Petrilli’s proposal, end-of-course exams, would trigger a bloodbath. People really don’t seem to understand how I’d be all in favor of that, if the result were a rethinking of expectations. But of course, what would actually happen is that we’d end the end-of-course exams. That’s what always happens whenever a state or district tries to enforce higher standards (cf Oklahoma and now Texas). And of course, that’s what’s going to happen with Common Core standards, assuming that anyone actually takes them seriously after the testing bloodbath this year. But I’d be all for end-of-course testing if reformers would accept responsibility for the 80% decrease in graduation rates among blacks and Hispanics who would never get past algebra I and understand, finally, that they believe in a myth.

But I digress. And I’m still going to like exponential functions, at least until I crack quadratics. Because you know what? The kids do make progress in understanding percentages, and they learn for the first time not only about exponential functions, but about asymptotes, as I explain Zeno’s Paradox. I don’t use Achilles and the tortoise as an example, but instead talk about how I could throw a stapler right at BTS’s head and know that the stapler would never draw blood because it wouldn’t reach his noggin, so I couldn’t get fired. Or that I could walk to the door and never get there. I do get to the door, of course, and alas, the stapler would eventually crack BTS’s skull. But even though we know that this is true, the tools for proving the paradox false, as opposed to demonstrating it, don’t come around until calculus. They get a kick out of that.

If all that’s not fun enough, I see genuine, honest-to-god intellectual curiosity among most students as they realize that they don’t have the tools to isolate x in the equation 8 = 3^x. That for all these years they’ve been getting along fine with addition/subtraction, multiplication/division, nth power/nth root, but none of those will work here. Which sets us up beautifully for both logs and a proper discussion of inverses, leading into inverse functions. Yes, their skills are still basic, but I can see the glimmering of understanding of the underlying concepts. If the damn state tests would just ask questions about those underlying concepts instead of demanding underlying concepts and advanced operations, I might even be able to get the kids to show that understanding.

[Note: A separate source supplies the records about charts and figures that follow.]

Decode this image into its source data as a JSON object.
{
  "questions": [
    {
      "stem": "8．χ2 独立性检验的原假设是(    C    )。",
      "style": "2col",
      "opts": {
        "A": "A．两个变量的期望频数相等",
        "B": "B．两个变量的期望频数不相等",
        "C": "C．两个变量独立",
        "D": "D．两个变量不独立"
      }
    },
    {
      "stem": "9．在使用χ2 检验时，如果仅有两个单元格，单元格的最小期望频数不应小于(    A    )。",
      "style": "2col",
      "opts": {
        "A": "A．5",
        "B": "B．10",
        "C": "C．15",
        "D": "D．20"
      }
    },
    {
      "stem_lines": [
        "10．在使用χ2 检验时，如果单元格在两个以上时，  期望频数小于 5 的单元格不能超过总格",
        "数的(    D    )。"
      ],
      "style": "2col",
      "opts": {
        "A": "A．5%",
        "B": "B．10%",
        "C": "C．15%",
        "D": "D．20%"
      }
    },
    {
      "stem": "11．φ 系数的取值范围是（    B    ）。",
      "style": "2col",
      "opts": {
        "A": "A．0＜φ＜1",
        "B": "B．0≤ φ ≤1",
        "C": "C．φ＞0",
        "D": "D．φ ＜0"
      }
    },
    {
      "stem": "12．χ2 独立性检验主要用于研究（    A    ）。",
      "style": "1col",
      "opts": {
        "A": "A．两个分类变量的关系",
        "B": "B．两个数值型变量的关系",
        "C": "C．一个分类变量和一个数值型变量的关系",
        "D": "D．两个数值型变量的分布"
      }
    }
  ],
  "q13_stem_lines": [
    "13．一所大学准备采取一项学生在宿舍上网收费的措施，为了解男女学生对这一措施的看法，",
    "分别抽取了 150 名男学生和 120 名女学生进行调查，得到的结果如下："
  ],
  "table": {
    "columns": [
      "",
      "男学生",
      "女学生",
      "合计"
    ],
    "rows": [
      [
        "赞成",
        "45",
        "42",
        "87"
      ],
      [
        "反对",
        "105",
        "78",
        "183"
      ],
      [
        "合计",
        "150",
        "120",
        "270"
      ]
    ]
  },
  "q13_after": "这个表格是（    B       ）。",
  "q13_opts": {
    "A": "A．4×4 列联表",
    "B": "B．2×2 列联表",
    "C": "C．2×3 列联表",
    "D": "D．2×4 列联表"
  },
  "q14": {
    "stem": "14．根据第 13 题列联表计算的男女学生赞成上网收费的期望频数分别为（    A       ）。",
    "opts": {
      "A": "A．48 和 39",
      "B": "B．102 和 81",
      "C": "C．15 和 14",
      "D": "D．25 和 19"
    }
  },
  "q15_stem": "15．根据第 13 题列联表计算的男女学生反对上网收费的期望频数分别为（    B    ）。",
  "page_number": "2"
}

And in writing up this essay, I am struck by the obvious solution to the percentage problem on day one: I need a worksheet. They fill it out, and not until they are done with that do I give them the worksheets on growth and decay. Naturally, this solution is again a lowering of expectations, a realization that a clear explanation on a blackboard that they can refer to isn’t enough, that I need to give fifteen to seventeen year olds an activity so the information will sink in and they use the method right away without asking me to explain it all again group by group. But to hell with expectations. It will be much better for my bloodpressure.